Le samedi soir, Mark Seakly accepta que Treddy joue les deux lignes de guitare. Sans attendre son avis, les garçons, après le repas, étaient tous retournés au studio. L'ingénieur du son les y attendait et à eux cinq, ils discutèrent un bon moment des arrangements possibles, au moins sur les deux morceaux déjà enregistrés. Le soir-même, vers 23h, les deux nouvelles versions de No man's land et de Dark City étaient en boîte. Une façon de repartir du bon pied.

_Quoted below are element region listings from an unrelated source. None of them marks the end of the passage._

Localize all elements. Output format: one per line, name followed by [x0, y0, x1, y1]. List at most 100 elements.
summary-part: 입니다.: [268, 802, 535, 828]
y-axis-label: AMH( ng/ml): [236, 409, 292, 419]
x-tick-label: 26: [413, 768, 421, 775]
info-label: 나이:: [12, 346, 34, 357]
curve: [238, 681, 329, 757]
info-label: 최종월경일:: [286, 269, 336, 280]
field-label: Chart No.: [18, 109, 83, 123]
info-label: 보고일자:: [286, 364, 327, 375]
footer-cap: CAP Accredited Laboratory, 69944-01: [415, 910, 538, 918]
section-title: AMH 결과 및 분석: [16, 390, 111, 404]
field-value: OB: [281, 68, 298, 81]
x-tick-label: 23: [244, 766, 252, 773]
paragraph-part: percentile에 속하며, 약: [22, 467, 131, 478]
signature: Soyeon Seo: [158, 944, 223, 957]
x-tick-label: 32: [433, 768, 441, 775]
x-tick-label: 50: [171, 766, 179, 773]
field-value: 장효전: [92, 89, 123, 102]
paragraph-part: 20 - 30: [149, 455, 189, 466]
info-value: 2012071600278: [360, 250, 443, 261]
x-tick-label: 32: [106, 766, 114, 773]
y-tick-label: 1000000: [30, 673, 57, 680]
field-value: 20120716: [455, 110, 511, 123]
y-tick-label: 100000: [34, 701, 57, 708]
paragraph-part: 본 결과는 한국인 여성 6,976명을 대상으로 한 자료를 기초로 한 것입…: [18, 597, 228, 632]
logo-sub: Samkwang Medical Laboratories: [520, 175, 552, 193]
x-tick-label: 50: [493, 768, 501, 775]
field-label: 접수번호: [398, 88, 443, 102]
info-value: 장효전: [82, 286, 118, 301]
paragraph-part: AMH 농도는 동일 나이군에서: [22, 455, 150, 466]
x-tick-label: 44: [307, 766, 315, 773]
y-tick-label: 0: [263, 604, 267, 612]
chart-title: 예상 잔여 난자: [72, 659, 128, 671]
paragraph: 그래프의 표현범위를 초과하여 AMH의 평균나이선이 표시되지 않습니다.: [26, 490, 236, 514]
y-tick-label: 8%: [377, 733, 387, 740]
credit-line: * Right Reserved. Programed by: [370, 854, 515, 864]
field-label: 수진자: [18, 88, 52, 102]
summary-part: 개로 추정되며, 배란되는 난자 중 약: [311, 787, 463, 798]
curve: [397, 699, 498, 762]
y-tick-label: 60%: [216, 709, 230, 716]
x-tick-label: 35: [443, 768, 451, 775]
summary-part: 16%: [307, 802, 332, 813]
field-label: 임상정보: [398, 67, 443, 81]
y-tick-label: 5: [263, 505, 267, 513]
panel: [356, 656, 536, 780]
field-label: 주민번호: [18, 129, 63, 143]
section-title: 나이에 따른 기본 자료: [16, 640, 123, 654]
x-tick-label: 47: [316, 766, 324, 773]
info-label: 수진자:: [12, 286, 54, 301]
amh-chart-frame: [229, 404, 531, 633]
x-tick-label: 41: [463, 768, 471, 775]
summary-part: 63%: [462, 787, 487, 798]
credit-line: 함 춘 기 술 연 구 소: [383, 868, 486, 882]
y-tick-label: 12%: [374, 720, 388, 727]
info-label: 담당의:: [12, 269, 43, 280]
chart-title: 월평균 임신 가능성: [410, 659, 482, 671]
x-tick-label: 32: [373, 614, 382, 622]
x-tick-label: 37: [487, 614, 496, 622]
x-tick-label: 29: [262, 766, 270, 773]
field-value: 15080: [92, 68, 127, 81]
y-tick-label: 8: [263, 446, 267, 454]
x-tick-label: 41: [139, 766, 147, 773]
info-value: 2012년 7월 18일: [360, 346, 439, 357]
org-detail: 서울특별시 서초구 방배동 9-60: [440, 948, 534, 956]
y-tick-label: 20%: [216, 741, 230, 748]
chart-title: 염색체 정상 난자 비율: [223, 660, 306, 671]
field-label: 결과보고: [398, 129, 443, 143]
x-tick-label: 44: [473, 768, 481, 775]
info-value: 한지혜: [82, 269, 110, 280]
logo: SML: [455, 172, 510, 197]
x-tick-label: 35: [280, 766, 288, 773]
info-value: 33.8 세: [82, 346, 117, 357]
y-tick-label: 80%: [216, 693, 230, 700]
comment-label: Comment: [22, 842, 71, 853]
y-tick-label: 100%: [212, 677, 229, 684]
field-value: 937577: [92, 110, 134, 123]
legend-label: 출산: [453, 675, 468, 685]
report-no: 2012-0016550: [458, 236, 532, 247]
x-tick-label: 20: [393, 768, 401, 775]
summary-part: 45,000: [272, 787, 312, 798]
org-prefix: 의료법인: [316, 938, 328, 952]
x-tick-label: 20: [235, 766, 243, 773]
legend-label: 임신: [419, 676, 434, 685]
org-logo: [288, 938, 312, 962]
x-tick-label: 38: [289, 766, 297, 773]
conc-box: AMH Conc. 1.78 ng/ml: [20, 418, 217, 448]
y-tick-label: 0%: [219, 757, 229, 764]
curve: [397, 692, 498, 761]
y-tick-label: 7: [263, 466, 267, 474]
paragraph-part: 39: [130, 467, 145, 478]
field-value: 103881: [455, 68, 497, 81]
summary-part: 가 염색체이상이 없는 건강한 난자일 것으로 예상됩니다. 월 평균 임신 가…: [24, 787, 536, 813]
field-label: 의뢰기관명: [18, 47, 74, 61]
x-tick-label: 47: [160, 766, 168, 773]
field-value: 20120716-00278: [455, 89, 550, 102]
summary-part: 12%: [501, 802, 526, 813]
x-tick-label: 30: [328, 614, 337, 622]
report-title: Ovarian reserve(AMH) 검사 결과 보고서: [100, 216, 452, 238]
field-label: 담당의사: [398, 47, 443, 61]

Le lendemain, dimanche, tout le monde aurait dû faire relâche, ce qui d'ailleurs était encore prévu jusqu'en milieu de semaine. C'était aussi la raison pour laquelle, Ally et moi, nous avions fait le déplacement à Londres, pour pouvoir passer une journée tranquille avec nos hommes. Mais face à la situation, les quatre musiciens décidèrent d'un commun accord de poursuivre le travail : il fallait, comme l'avait souligné Treddy, réécrire en partie les arrangements de tous les autres morceaux. Ils avaient convenu, sur une suggestion de Stair, de commencer par Reviens !. Ainsi, avant que nous ne reprenions la route, Ally et moi, nous pûmes assister aux premiers essais d'enregistrement pour cette chanson. Nous les quittâmes un peu tard, mais soulagées de les sentir à nouveau sur de bons rails. Bien entendu, plusieurs problèmes demeuraient, et notamment la façon dont Snoog aborderait le chant pour Dark Night, mais aussi comment résoudre la question du deuxième guitariste pour la tournée. C'était désormais à la maison de disques de s'en dépêtrer et de faire venir un musicien pour les accompagner.